Ainsi les livres dont nous parlons ne sont-ils pas seulement les livres réels qu'une imaginaire lecture intégrale retrouverait dans leur matérialité objective, mais aussi des livres-fantômes qui surgissent au croisement des virtualités inabouties de chaque livre et de nos inconscients, et dont les prolongement nourrit nos rêveries et nos conversations plus sûrement encore que les objets réels dont ils sont théoriquement issus.
(Troisième type de livre que j'introduis ici, le livre-fantôme, est cet objet insaississable et mouvant que nous faisons surgir, par oral ou par écrit, quand nous parlons d'un livre. Il est le point de rencontre des différents livres-écrans que les lecteurs construisent à partit de leurs livres intérieurs. Le livre-fantôme appartient à la bibliothèque virtuelle de nos échanges, comme le livre-écrean à la bibliothèque collective et le livre intérieur à la bibliothèque intérieure.)
[...]le texte critique ne porte pas davantage sur l'oeuvre que le roman selon Flaubert ne porte sur la réalité. C'est ce "sur" que je me suis attaché à remettre en cause dans cet essai pour tenter d'alléger la culpabilité qui s'attache à son oubli. Les six minutes à accorder à un livre tiennent à la mise à l'écart décisive de cette proposition, qui renvoie la critique à elle-même, c'est à dire à sa solitude, mais aussi, heureusement, à sa capacité d'invention.
La littérature ou l'art sont ainsi placés, pour le critique, dans la même position seconde que la nature pour l'écrivain ou le peintre. Leur fonction n'est pas de lui servir d'objet, mais d'incitation à écrire. Car le seul et véritable objet de la critique, ce n'est pas l'oeuvre, c'est soi-même.
La critique est la voix d'une âme, et c'est cette âme qui est son objet profond, non les oeuvres littéraires transitoires qui servent de support à cettte quête.
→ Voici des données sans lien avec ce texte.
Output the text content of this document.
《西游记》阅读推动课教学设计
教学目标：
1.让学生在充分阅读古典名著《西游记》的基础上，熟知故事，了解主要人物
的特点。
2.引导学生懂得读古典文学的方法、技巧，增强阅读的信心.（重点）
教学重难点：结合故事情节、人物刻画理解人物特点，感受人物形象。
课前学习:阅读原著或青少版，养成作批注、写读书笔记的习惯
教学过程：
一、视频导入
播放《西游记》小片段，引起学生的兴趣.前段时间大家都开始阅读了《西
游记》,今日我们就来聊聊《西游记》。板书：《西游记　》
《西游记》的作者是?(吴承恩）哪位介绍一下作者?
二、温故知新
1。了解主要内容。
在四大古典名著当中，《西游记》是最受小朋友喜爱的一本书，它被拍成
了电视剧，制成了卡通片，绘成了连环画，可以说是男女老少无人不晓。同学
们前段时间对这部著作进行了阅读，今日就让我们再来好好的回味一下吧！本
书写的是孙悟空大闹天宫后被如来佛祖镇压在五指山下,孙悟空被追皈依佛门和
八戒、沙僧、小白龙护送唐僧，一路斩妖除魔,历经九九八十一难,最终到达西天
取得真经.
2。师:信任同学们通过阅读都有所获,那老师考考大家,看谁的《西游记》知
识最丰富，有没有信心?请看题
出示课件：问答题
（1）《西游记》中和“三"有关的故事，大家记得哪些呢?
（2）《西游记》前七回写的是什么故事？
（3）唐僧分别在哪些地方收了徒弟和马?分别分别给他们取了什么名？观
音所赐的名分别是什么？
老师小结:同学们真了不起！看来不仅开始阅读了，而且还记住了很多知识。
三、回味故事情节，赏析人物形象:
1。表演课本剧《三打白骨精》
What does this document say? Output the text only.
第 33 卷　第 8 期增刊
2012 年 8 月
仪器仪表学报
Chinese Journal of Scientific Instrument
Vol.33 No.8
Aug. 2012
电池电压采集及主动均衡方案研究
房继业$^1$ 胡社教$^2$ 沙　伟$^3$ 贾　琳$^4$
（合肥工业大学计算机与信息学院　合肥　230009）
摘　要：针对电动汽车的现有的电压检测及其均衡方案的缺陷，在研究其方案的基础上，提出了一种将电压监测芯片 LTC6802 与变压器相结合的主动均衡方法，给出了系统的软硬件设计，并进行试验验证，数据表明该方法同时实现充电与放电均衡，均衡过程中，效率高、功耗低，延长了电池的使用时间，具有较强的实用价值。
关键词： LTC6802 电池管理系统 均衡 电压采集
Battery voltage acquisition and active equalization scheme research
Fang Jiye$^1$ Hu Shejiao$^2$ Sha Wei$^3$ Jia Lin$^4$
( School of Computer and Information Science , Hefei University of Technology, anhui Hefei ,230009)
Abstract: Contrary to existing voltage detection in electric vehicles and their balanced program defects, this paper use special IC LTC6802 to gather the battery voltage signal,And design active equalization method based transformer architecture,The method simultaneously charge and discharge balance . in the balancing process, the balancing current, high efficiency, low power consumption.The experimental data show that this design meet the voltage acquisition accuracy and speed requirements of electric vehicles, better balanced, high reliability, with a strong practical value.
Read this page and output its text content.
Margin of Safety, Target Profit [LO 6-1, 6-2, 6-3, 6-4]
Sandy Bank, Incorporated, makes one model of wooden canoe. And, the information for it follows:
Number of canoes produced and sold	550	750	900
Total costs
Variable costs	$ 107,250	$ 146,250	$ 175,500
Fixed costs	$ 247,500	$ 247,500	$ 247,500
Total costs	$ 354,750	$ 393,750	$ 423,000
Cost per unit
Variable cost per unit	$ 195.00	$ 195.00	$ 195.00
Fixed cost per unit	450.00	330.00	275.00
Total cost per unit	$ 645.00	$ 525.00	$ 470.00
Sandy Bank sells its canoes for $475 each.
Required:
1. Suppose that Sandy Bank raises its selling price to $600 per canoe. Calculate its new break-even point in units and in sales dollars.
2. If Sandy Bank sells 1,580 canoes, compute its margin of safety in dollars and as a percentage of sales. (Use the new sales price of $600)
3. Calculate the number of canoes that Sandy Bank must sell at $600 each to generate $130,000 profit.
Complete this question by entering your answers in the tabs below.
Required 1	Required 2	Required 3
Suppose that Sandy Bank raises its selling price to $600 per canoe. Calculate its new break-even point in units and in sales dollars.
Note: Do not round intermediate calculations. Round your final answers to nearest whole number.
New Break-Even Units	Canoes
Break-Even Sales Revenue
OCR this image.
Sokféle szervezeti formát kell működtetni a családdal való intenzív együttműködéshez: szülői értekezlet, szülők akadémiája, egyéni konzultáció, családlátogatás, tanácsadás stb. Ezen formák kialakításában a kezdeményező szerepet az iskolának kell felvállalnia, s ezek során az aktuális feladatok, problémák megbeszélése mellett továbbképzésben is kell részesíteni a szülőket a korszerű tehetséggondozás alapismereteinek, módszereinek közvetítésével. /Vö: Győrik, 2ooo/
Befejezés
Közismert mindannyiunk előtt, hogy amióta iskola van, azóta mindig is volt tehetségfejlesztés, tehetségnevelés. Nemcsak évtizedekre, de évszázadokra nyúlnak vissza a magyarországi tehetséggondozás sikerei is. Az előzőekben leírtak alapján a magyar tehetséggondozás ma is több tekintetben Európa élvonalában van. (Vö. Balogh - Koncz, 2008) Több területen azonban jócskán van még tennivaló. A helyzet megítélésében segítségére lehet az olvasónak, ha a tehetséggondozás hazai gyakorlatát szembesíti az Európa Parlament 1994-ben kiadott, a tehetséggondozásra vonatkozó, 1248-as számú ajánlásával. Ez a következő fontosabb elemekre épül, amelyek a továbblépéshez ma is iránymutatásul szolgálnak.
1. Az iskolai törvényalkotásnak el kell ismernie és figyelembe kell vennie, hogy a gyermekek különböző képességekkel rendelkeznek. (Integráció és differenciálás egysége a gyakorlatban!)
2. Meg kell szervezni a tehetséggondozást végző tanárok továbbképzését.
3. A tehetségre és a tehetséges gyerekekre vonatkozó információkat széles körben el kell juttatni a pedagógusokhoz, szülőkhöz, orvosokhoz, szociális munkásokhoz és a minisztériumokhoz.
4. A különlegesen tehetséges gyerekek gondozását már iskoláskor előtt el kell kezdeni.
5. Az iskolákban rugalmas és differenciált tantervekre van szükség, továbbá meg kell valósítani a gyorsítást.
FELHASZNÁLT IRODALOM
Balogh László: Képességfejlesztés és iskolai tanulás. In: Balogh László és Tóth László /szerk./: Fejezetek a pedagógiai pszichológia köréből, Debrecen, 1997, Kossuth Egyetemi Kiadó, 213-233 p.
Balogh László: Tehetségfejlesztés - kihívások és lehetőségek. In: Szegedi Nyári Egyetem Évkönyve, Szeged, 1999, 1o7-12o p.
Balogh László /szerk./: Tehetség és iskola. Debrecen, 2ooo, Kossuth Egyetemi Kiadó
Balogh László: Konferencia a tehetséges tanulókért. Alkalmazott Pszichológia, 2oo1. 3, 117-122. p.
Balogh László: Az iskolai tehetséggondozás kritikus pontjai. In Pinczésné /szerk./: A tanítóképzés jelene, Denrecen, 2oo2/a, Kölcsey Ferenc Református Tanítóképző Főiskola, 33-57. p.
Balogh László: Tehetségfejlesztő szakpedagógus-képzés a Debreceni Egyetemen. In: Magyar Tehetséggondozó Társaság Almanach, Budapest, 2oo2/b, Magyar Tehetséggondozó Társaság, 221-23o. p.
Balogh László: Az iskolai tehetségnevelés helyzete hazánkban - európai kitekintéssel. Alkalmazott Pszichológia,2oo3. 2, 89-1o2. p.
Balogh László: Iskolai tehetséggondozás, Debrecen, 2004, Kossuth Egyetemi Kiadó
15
Le paradoxe de la lecture est que le chemin vers soi-même passe par le livre, mais doit demeurer un passage. C'est à une traversée des livres que procède le bon lecteur, qui sait que chacun d'eux est porteur d'une partie de lui-même et peut lui ouvrir la voie, s'il a la sagesse de ne pas s'y arrêter.
[...]le discours sur les livres non lus [...]donne à voir le sujet naissant de la création, en faisant vivre à celui qui le pratique ce moment inaugural de séparation de soi-même et des livres où le lecteur, se libérant enfin du poids de la parole des autres, trouve en soi la force d'inventer son propre texte et de devenir écrivain.